Foundation knowledge is the ability to use information and correctly answer specific questions (e.g. in an examination). Foundation skills are the ability to follow rules in specific situations to produce acceptable results in a standardised situation (e.g. an operative procedure on a typodont). Foundation attitudes are positive intellectual and behavioural actions (e.g. treatment planning according to patients’ needs and not the student’s need).

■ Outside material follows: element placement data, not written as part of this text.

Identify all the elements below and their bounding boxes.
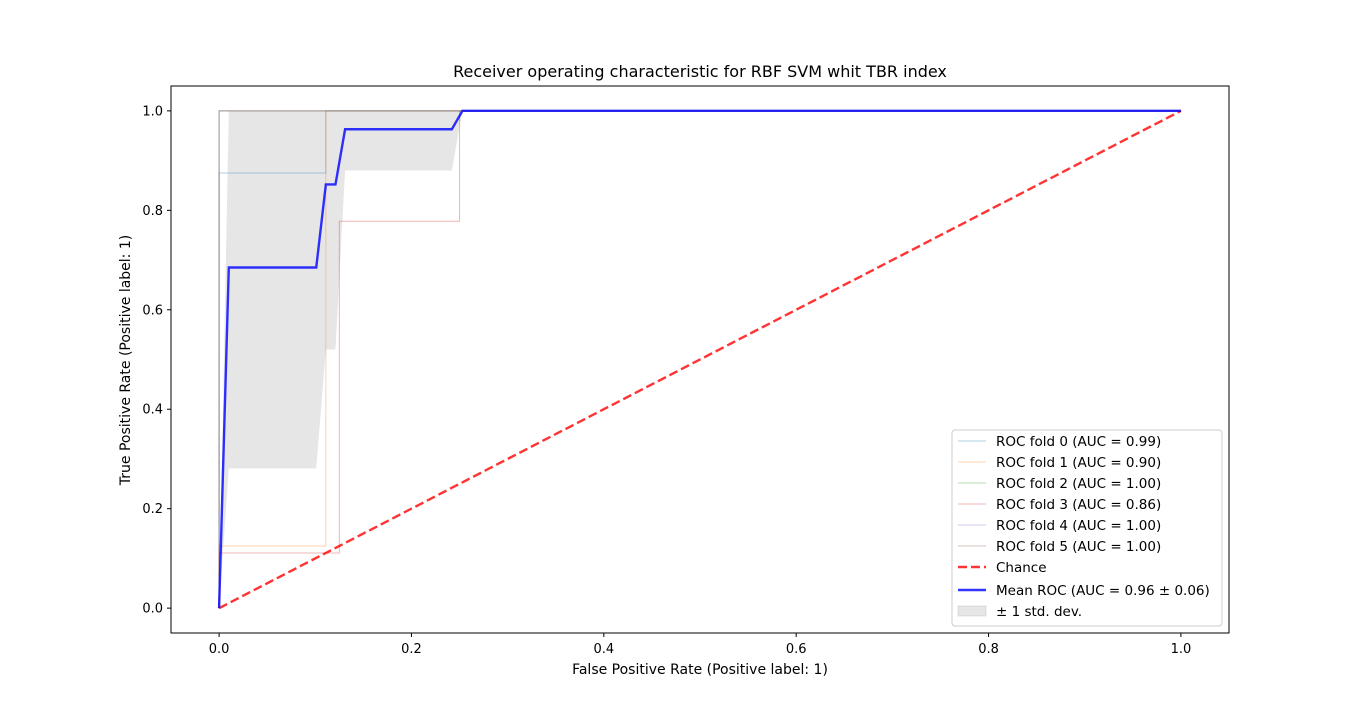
y-tick-label: 1.0 [142,104,163,119]
x-axis-ticks: 0.0 0.2 0.4 0.6 0.8 1.0 [209,633,1192,657]
x-tick-label: 0.2 [401,642,422,657]
roc-fold-line-3 [218,110,1181,609]
mean-roc-line [217,109,1181,609]
legend-label: Mean ROC (AUC = 0.96 ± 0.06) [996,583,1210,599]
legend: ROC fold 0 (AUC = 0.99) ROC fold 1 (AUC =… [951,429,1223,627]
legend-label: ROC fold 2 (AUC = 1.00) [996,476,1161,492]
x-tick-label: 0.6 [786,642,807,657]
legend-label: Chance [996,560,1047,576]
axes-frame [170,85,1230,634]
y-tick-label: 0.8 [142,204,163,219]
std-dev-band [219,110,1181,609]
y-tick-label: 0.6 [142,303,163,318]
chart-title: Receiver operating characteristic for RB… [453,62,947,81]
x-axis-label: False Positive Rate (Positive label: 1) [572,662,828,678]
y-tick-label: 0.4 [142,403,163,418]
legend-label: ROC fold 4 (AUC = 1.00) [996,518,1161,534]
legend-label: ± 1 std. dev. [996,604,1082,620]
x-tick-label: 0.0 [209,642,230,657]
x-tick-label: 0.4 [593,642,614,657]
legend-label: ROC fold 3 (AUC = 0.86) [996,497,1161,513]
legend-label: ROC fold 1 (AUC = 0.90) [996,455,1161,471]
y-axis-label: True Positive Rate (Positive label: 1) [118,235,134,486]
x-tick-label: 0.8 [978,642,999,657]
plot-area [217,109,1182,610]
y-tick-label: 0.2 [142,502,163,517]
x-tick-label: 1.0 [1171,642,1192,657]
legend-label: ROC fold 0 (AUC = 0.99) [996,434,1161,450]
legend-box [951,429,1223,627]
y-axis-ticks: 0.0 0.2 0.4 0.6 0.8 1.0 [142,104,171,617]
legend-label: ROC fold 5 (AUC = 1.00) [996,539,1161,555]
y-tick-label: 0.0 [142,602,163,617]
chance-line [218,109,1182,610]
legend-band-swatch [957,605,987,617]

The inclusion of any foundation ability in the curriculum should be based on its direct support of one or more of the major and supporting competencies.

Conclusion

The competency-based curriculum was implemented in 1997. In 2001, we saw the first batch of students who had undergone the competency-based curriculum graduate. It is still a bit too early to comment on the learning outcomes but some significant observations were made during the last four years. The learning environment has changed from an apprenticeship model and passive learning to one that integrates learning strategies with outcomes. With competency outcomes as our guide, the curriculum is more dynamic. Staff are more reflective and many reviewed and changed their teaching strategies. With these positive changes, we hope that the dental school will produce graduates who will be better prepared to face the challenges of the future.

References

  1. Dreyfus, H.L. & Dreyfus, S.E. (1986). Mind over Machine. New York: The Free Press.
  2. Benner P. (1984). From Novice to Expert: Excellence and Power in Clinical Nursing Practice. New York: Addison-Wesley.
  3. Commission on Dental Accreditation Standards for Dental Education Programs. (1986). Chicago: American Dental Association.
  4. Snow, R.E. (1989). ‘Toward Assessment of Cognitive and Conative Structures in Learning’. Educ Researcher 18:8–14.
  5. Chambers D.W., Ed M. (1993). ‘Toward a Competency-based Curriculum’. J Dent Educ 57:790–793.